[Lab6] Chez Mao – Pt.3
Guardare la sua nudità disarmata era come rubare qualcosa che non era stata offerta.
Si alzò dal divano, compì i passi che lo separavano dalla ragazza: si chinò, prese i lembi del sacco a pelo e la ricoprì come fosse una bimba che si era scoperta nel sonno.
Dagli altri vennero risatine e commenti salaci, che lui ignorò: non volle replicare, non ne aveva voglia, tanto non avrebbero capito.
Lei continuava a dormire abbandonata al sogno colorato della sua mente, mentre in quei pensieri impastati dal fumo, lui, sentiva di aver ridestato, dentro sé, qualcosa col sapore d'innocenza passata.
Qualcosa che non avvertiva più da tempo, e credeva perduta.

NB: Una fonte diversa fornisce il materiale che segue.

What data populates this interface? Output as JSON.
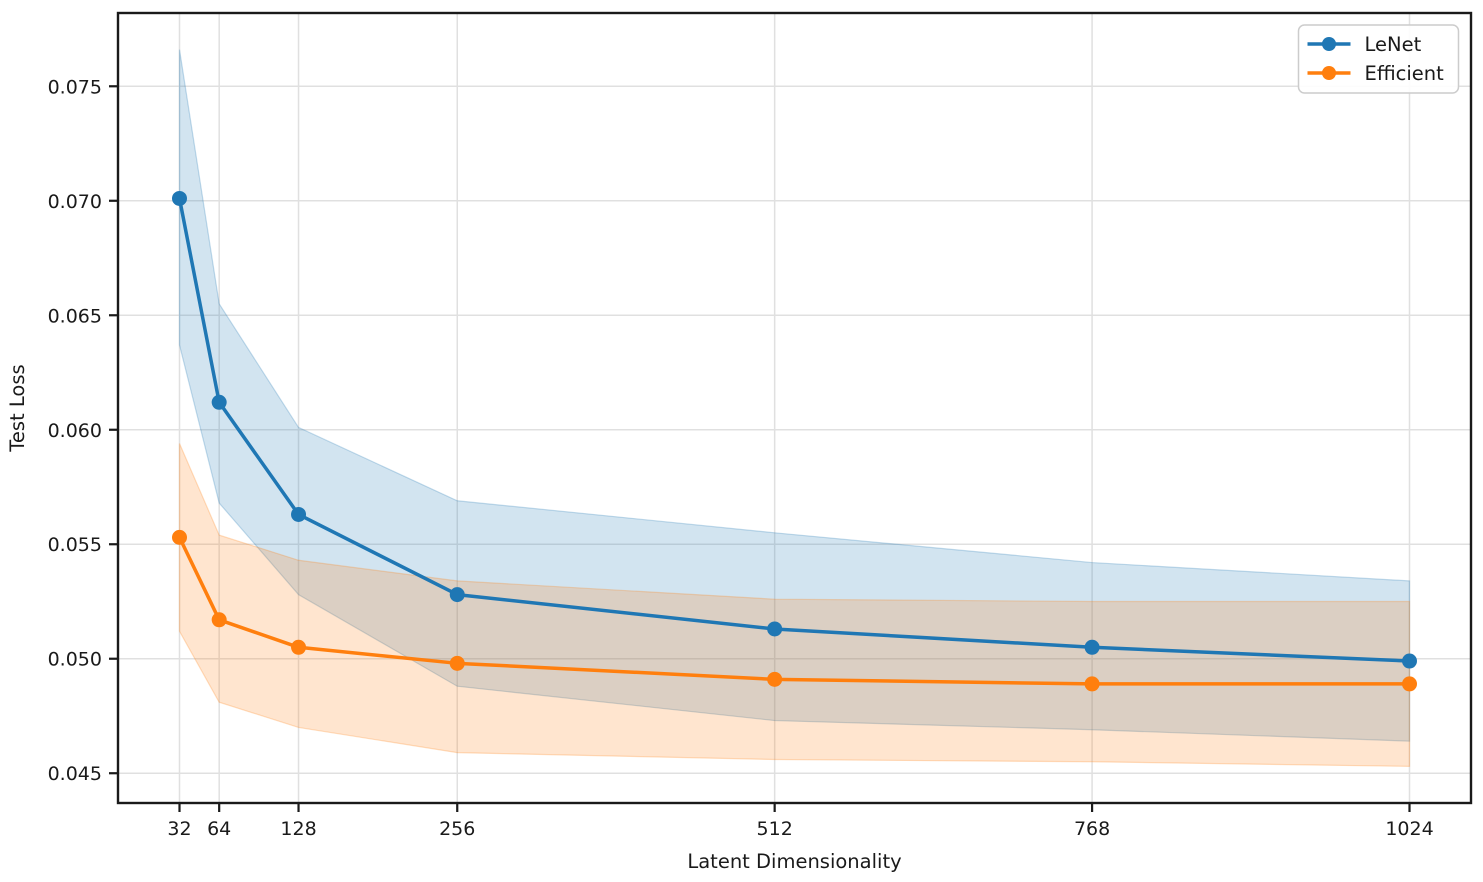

C'erano anche altre due sensazioni, che lo sballo mescolava in emozioni tra loro incompatibili come l'acqua e l'olio: avvertiva una compassione cosmica per l'intera umanità, intorpidita dal sonno cieco del proprio cinismo, che ricordava da vicino l'amore universale raggiunto nel risveglio del “nirvana”.
La seconda, inconfessabile anche a lui stesso, era che a dispetto d'una riluttanza dettata da fattori igienici, lui, Cavalla, la stava desiderando.
Si trovò a pensare, con vergogna, che se fossero stati soli in quella stanza, puzza o no, si sarebbe chinato a baciarlo, quel fiore sgualcito e carnoso.
E in bocca gli parve di sentire il sapore caldo e sapido di quella carne d’angelo sfiorito.